Monday, September 23, 2013

Reel Connections: Disney's "Cinderella" (1950) from the Hapsburg perspective

The other night, I saw Disney's classic Cinderella (1950) for the first time in many, many years. Probably, too many. I of course enjoyed it tremendously. How could you not? It features some of the best music that even appeared in a Disney film (in my opinion) by Mack David, Jerry Livingston and Al Hoffman. It has an incredible voice cast, topped by the lovely Ilene Woods. The story is, of course, to die for. And with its beautiful animation drawn by Marc Davis, Eric Larson, and Milt Kahl among others, Cinderella has a certain elegant grace that makes it a timeless film.
It was the animation that really struck me when I saw Cinderella. There was a certain element of sophistication that I simply loved. And because I loved it, I began doing some outside research in an attempt to find the inspiration for the design. And then it hit me- there was a profoundly Hapsburg influence!
Stick with me for a while and give me a chance to explain. I know it sounds absolutely ludicrous, but, as usual, I'll have the visual evidence to back me up. In case you're not up on your European History, the Hapsburgs were the imperial dynasty that ruled the Austrian Empire for centuries. I usually think of the Hapsburgs in their later years, before the utterly destructive World War I, in the later 19th century. I think of Franz Josef, of beautiful Vienna, and Strauss' timeless waltzes.
 A young Franz Josef I
Portrait ca. 1851 by Johan Ranzi
It was the thoughts of Emperor Franz Josef that really got me thinking. And when I began looking up some 19th century Austrian imperial portraiture I realized why. Prince Charming and the King are both based highly on this style.
Prince Charming appears highly influenced upon the younger portraits of Franz Josef and even some of his sons. Just look at the uniform, the hair, the bearing. I think that cream-colored tunic with gold trim and red and gold pants look a little suspect. Not to mention the fairly obvious imitation of the style of clothing. If Disney had included a red and white sash for the prince, the subtle allusion would become much more obvious, don't you think.
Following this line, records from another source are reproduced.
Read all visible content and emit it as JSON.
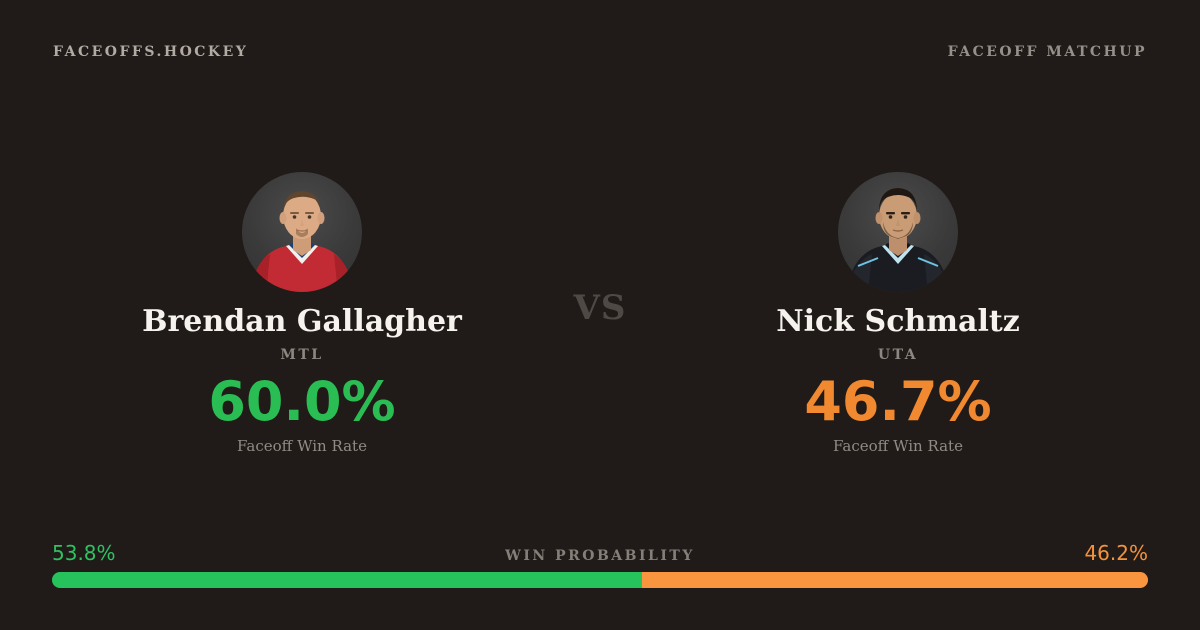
{
  "brand": {
    "site_name": "FACEOFFS.HOCKEY",
    "page_label": "FACEOFF MATCHUP"
  },
  "matchup": {
    "vs_label": "VS",
    "players": [
      {
        "name": "Brendan Gallagher",
        "team": "MTL",
        "faceoff_win_rate": "60.0%",
        "stat_label": "Faceoff Win Rate",
        "accent_color": "#2abd54",
        "photo": "player-headshot-red-jersey"
      },
      {
        "name": "Nick Schmaltz",
        "team": "UTA",
        "faceoff_win_rate": "46.7%",
        "stat_label": "Faceoff Win Rate",
        "accent_color": "#f0892f",
        "photo": "player-headshot-dark-jersey"
      }
    ]
  },
  "win_probability": {
    "label": "WIN PROBABILITY",
    "left": {
      "value": "53.8%",
      "color": "#26c25c"
    },
    "right": {
      "value": "46.2%",
      "color": "#f9953e"
    }
  },
  "colors": {
    "background": "#201b18",
    "green_text": "#2abd54",
    "orange_text": "#f0892f",
    "bar_green": "#26c25c",
    "bar_orange": "#f9953e"
  }
}
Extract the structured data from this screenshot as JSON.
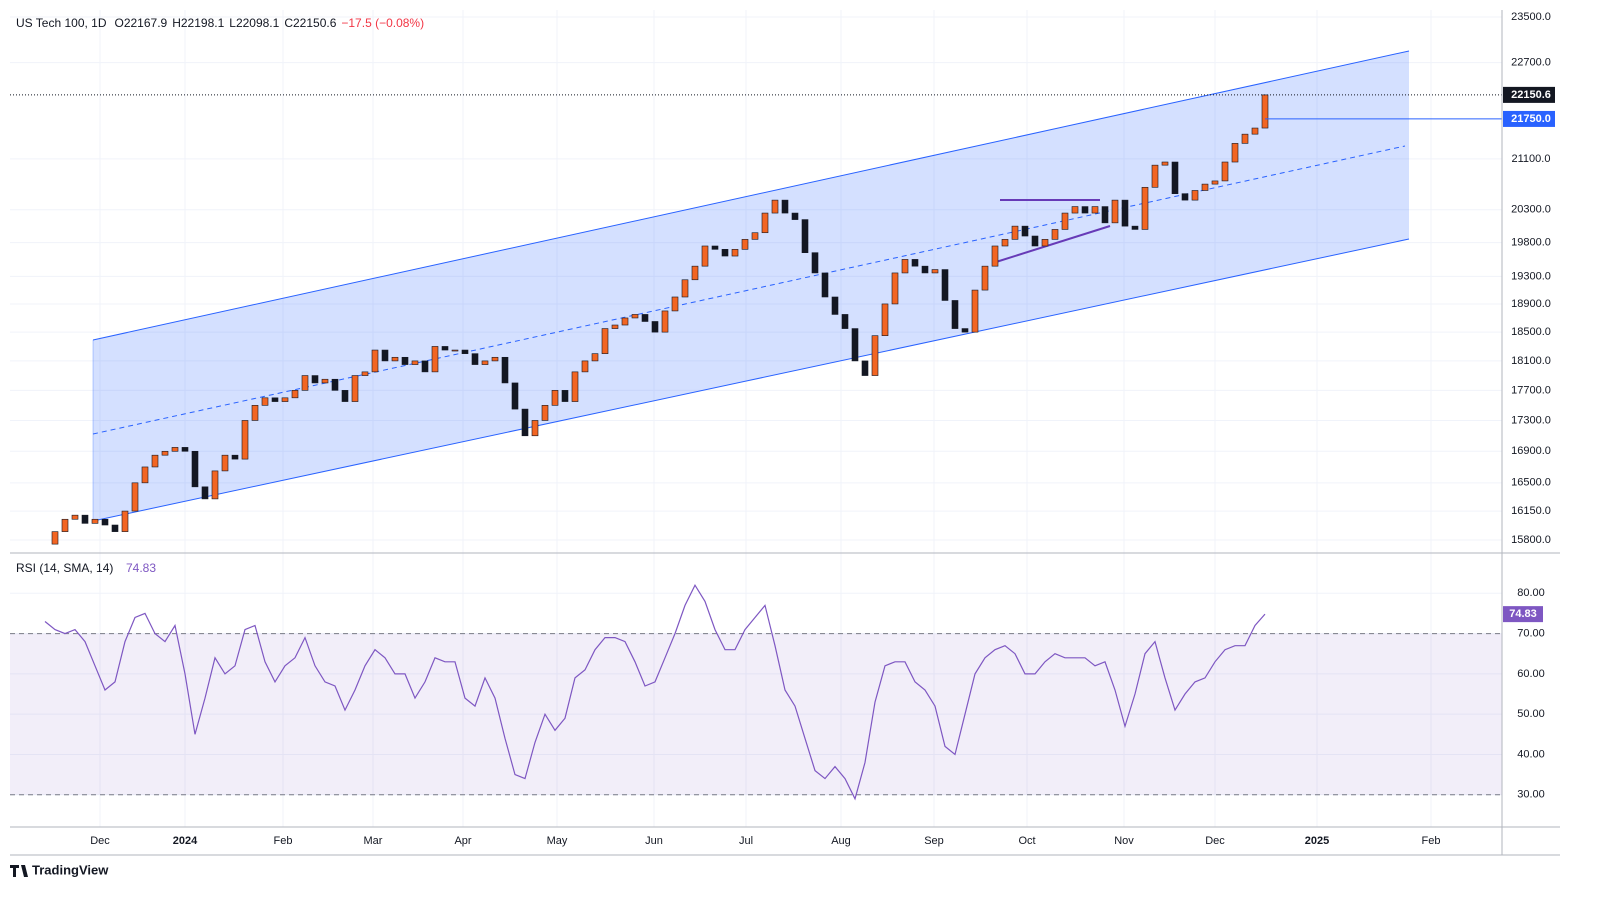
{
  "chart_data": {
    "type": "candlestick",
    "title": "US Tech 100, 1D",
    "legend_values": [
      "O22167.9",
      "H22198.1",
      "L22098.1",
      "C22150.6",
      "−17.5 (−0.08%)"
    ],
    "up_color": "#f26522",
    "down_color": "#131722",
    "log_scale": true,
    "grid": true,
    "close": [
      15750,
      15900,
      16050,
      16100,
      16000,
      16050,
      15980,
      15900,
      16150,
      16500,
      16700,
      16850,
      16900,
      16950,
      16900,
      16450,
      16300,
      16650,
      16850,
      16800,
      17300,
      17500,
      17600,
      17550,
      17600,
      17700,
      17900,
      17800,
      17850,
      17700,
      17550,
      17900,
      17950,
      18250,
      18100,
      18150,
      18050,
      18100,
      17950,
      18300,
      18250,
      18250,
      18200,
      18050,
      18100,
      18150,
      17800,
      17450,
      17100,
      17300,
      17500,
      17700,
      17550,
      17950,
      18100,
      18200,
      18550,
      18600,
      18700,
      18750,
      18650,
      18500,
      18800,
      19000,
      19250,
      19450,
      19750,
      19700,
      19600,
      19700,
      19850,
      19950,
      20250,
      20450,
      20250,
      20150,
      19650,
      19350,
      19000,
      18750,
      18550,
      18100,
      17900,
      18450,
      18900,
      19350,
      19550,
      19450,
      19350,
      19400,
      18950,
      18550,
      18500,
      19100,
      19450,
      19750,
      19850,
      20050,
      19900,
      19750,
      19850,
      20000,
      20250,
      20350,
      20250,
      20350,
      20100,
      20450,
      20050,
      20000,
      20650,
      21000,
      21050,
      20550,
      20450,
      20600,
      20700,
      20750,
      21050,
      21350,
      21500,
      21600,
      22150.6
    ],
    "xlim": [
      -3.5,
      145.7
    ],
    "xticks": [
      {
        "value": 5.5,
        "label": "Dec"
      },
      {
        "value": 14,
        "label": "2024"
      },
      {
        "value": 23.8,
        "label": "Feb"
      },
      {
        "value": 32.8,
        "label": "Mar"
      },
      {
        "value": 41.8,
        "label": "Apr"
      },
      {
        "value": 51.2,
        "label": "May"
      },
      {
        "value": 60.9,
        "label": "Jun"
      },
      {
        "value": 70.1,
        "label": "Jul"
      },
      {
        "value": 79.6,
        "label": "Aug"
      },
      {
        "value": 88.9,
        "label": "Sep"
      },
      {
        "value": 98.2,
        "label": "Oct"
      },
      {
        "value": 107.9,
        "label": "Nov"
      },
      {
        "value": 117,
        "label": "Dec"
      },
      {
        "value": 127.2,
        "label": "2025"
      },
      {
        "value": 138.6,
        "label": "Feb"
      }
    ],
    "ylim": [
      15656,
      23625
    ],
    "yticks": [
      {
        "value": 23500,
        "label": "23500.0"
      },
      {
        "value": 22700,
        "label": "22700.0"
      },
      {
        "value": 21100,
        "label": "21100.0"
      },
      {
        "value": 20300,
        "label": "20300.0"
      },
      {
        "value": 19800,
        "label": "19800.0"
      },
      {
        "value": 19300,
        "label": "19300.0"
      },
      {
        "value": 18900,
        "label": "18900.0"
      },
      {
        "value": 18500,
        "label": "18500.0"
      },
      {
        "value": 18100,
        "label": "18100.0"
      },
      {
        "value": 17700,
        "label": "17700.0"
      },
      {
        "value": 17300,
        "label": "17300.0"
      },
      {
        "value": 16900,
        "label": "16900.0"
      },
      {
        "value": 16500,
        "label": "16500.0"
      },
      {
        "value": 16150,
        "label": "16150.0"
      },
      {
        "value": 15800,
        "label": "15800.0"
      }
    ],
    "hline": {
      "value": 21750,
      "label": "21750.0",
      "color": "#2962ff"
    },
    "rsi": {
      "title": "RSI (14, SMA, 14)",
      "color": "#7e57c2",
      "ylim": [
        22,
        90
      ],
      "yticks": [
        {
          "value": 80,
          "label": "80.00"
        },
        {
          "value": 70,
          "label": "70.00"
        },
        {
          "value": 60,
          "label": "60.00"
        },
        {
          "value": 50,
          "label": "50.00"
        },
        {
          "value": 40,
          "label": "40.00"
        },
        {
          "value": 30,
          "label": "30.00"
        }
      ],
      "bands": [
        30,
        70
      ],
      "values": [
        73,
        71,
        70,
        71,
        68,
        62,
        56,
        58,
        68,
        74,
        75,
        70,
        68,
        72,
        60,
        45,
        54,
        64,
        60,
        62,
        71,
        72,
        63,
        58,
        62,
        64,
        69,
        62,
        58,
        57,
        51,
        56,
        62,
        66,
        64,
        60,
        60,
        54,
        58,
        64,
        63,
        63,
        54,
        52,
        59,
        54,
        44,
        35,
        34,
        43,
        50,
        46,
        49,
        59,
        61,
        66,
        69,
        69,
        68,
        63,
        57,
        58,
        64,
        70,
        77,
        82,
        78,
        71,
        66,
        66,
        71,
        74,
        77,
        67,
        56,
        52,
        44,
        36,
        34,
        37,
        34,
        29,
        38,
        53,
        62,
        63,
        63,
        58,
        56,
        52,
        42,
        40,
        50,
        60,
        64,
        66,
        67,
        65,
        60,
        60,
        63,
        65,
        64,
        64,
        64,
        62,
        63,
        56,
        47,
        55,
        65,
        68,
        59,
        51,
        55,
        58,
        59,
        63,
        66,
        67,
        67,
        72,
        74.83
      ]
    },
    "brand": "TradingView"
  }
}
When you think of it from this angle, the King also shares these similarities. And from similarities, I mainly am alluding to Franz Josef's prominent mutton chops that he wore later in his life, as well as the uniform. While I doubt that the noble emperor had the temper of the king in Cinderella... who knows?

As an aside, I also noticed this time a fleeting look at some animated Dresden Shepherd china figures. The Dresden Shepherds (and Shepherdesses) were a popular China design that appeared throughout Europe starting at the end of the 18th century and they have generally remained pretty popular because of their cute, elegant appeal. Dresden, as you may know, was an important and noted china manufacturer in Germany prior to its devastating destruction in World War II. The king uses the lovely figurines to show how he's going to set the prince and his soon-to-be bride together. His improbable (but actually successful) plan seems as fragile as the china figurines he's using as a demonstration.
Whether Mary Blair, a Disney pioneer who is often considered one of the driving forces in the iconic look and design of Cinderella, did this purposely will probably be forever unknown. Charles Perrault's fairy tale which served as the version of the story that Disney adapted, took place in 17th century France, while Disney's Cinderella is almost certainly 19th century Continental European. I like to think that the animators, seeking to encapsulate an elegant world of fleeting beauty, looked to the bygone Austrian Empire and the graceful sophistication that its monarchs embodied, as their inspiration. As you know, when it comes to art and film, I rarely believe in coincidences and I strongly support the idea that art and film are so interconnected it is hard to believe. Regardless of the inspiration behind the characters, the end result is undoubtedly fantastic and as timeless as ever.


  1. I love you! Just got caught up on all those summer blogs. I'm definitely going to be assigning some reading for the new APAH group. Get ready for a new bunch of followers!

    1. I'm thinking of doing a couple Disney-themed pieces because they go over very well. Were able to check out my Snow White post? I have to honest, you were the one who inspired me for that one!

  2. Interesting article. But I dont think the film's style is influenced by the Hapsburgs in particular. Prince Charming's outfit was standard among men of european high society of the time. The King's mutton chops were also very common among older men at the time. And as you say yourself, Dresden Shepherd china figures were popular throughout Europe.

  3. Indeed, the Dresden china doll part of the post was just a matter of personal interest. And, I'll grant you that the mutton chops are probably just coincidence. But, surely you find the similarities between the Hapsburgs and Prince Charming fascinating. Somehow, I find it unlikely that the prince would simply, by coincidence, be dressed in the same style and color scheme as the Hapsburgs. From that observation, I base the validity on my elder Franz Josef association with the king.